Sunday, October 5, 2014

his WH: everything is political and by any means necessary. Law means nothing to Democrats

White House Can't Hide Look Into Koch Tax Data Misuse


 Posted 
Scandal: A court tells the White House to ac knowledge the existence of a probe into whether one of its advisers used private tax records for political gain. Transparency is being forced on an administration that's anything but.
In 2010, an attorney for industrialists and libertarian political donors Charles and David Koch told the Weekly Standard of a senior Obama aide telling reporters on background that the Kochs "do not pay corporate income tax" through their company, Koch Industries.
How, the attorney justifiably wondered, did the White House get his clients' private information from the IRS?
The anonymous official has since been identified as former White House senior economics adviser Austin Goolsbee, and his remarks were aimed to besmirch the Koch brothers and their group Americans for Prosperity, the bête noir of Democrats and the White House for helping expose Obama administration failures and the dangers of its policies.
In a conference call with reporters, the Washington Post reported, Goolsbee used Koch Industries as an example to back up an administration claim that half of all business income went to companies that manage to avoid paying corporate income taxes.
Goolsbee could not have made his claim without access to the Kochs' private tax data, something a White House official is not supposed to have. The administration's early excuses were that he obtained the data from an unidentified government board and later that he must have read about it somewhere.
A group of six Republican senators, led by Charles Grassley of Iowa, shot off a letter to the Treasury Inspector General for Tax Administration, complaining that Goolsbee's statement "implies direct knowledge of Koch's legal and tax status, which would appear to be a violation of" federal tax laws.
The inspector general responded that it was launching an investigation into the matter but, as the Washington Free Beacon reports, the IG never released any report or investigation results to the American people or to the senators who made the inquiry. The matter suddenly disappeared from view.
As the Free Beacon notes, the inspector general has refused Freedom of Information Act requests from the Free Beacon, Koch Industries and the government watchdog group Cause of Action. The IG office used the false argument that it could not release information pertaining to an investigation of the illegal use of private tax information because that itself would involve the release of private tax information.
The government used a similar excuse in a National Organization for Marriage case that resulted in a $52,000 government settlement. NOM's private tax data were leaked to the Human Rights Campaign, at the time headed by Joe Solmonese, a left-wing activist and Huffington Post contributor.

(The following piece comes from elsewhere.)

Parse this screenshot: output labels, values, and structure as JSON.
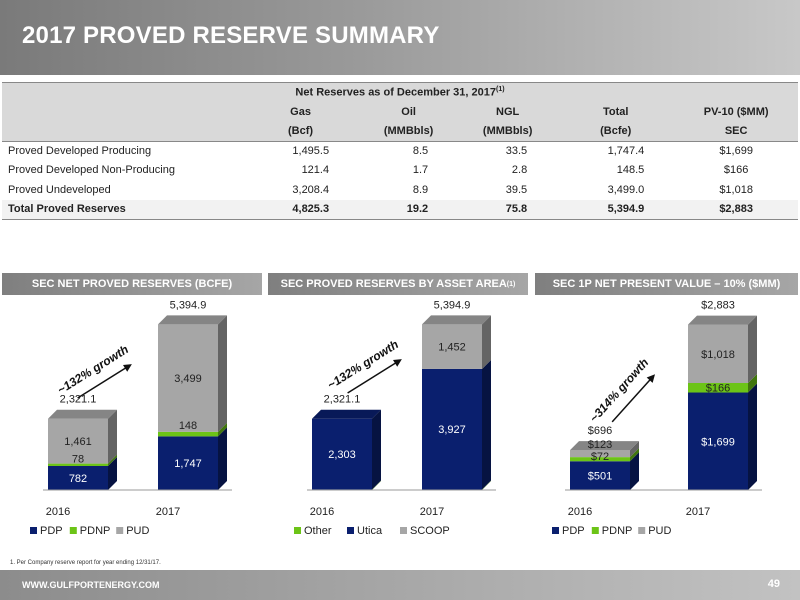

Solmonese later became a 2012 Obama campaign co-chairman.
U.S. District Court Judge for the District of Columbia Amy Berman Jackson did not buy the IG's excuse and granted Cause of Action's motion for a summary judgment, ordering the inspector general to provide Cause of Action the documents requested pertaining to the investigation into Goolsbee's actions.
Jackson ruled, "The fact that (the inspector general) has publicly announced that it has investigated unlawful disclosures of, or access to, that body of information protected by statute as 'return information' strongly suggests that the fact of an investigation is not, itself, 'return information.'"
"The court has ruled that the government cannot hide behind confidentiality laws from preventing Americans from knowing if our president has gained unauthorized access to their tax information," Cause of Action Executive Director Dan Epstein said in a statement.
The most transparent administration in history is once again trying to hide its use of the IRS, the agency that most Americans fear most, as a weapon to punish and intimidate its political opponents.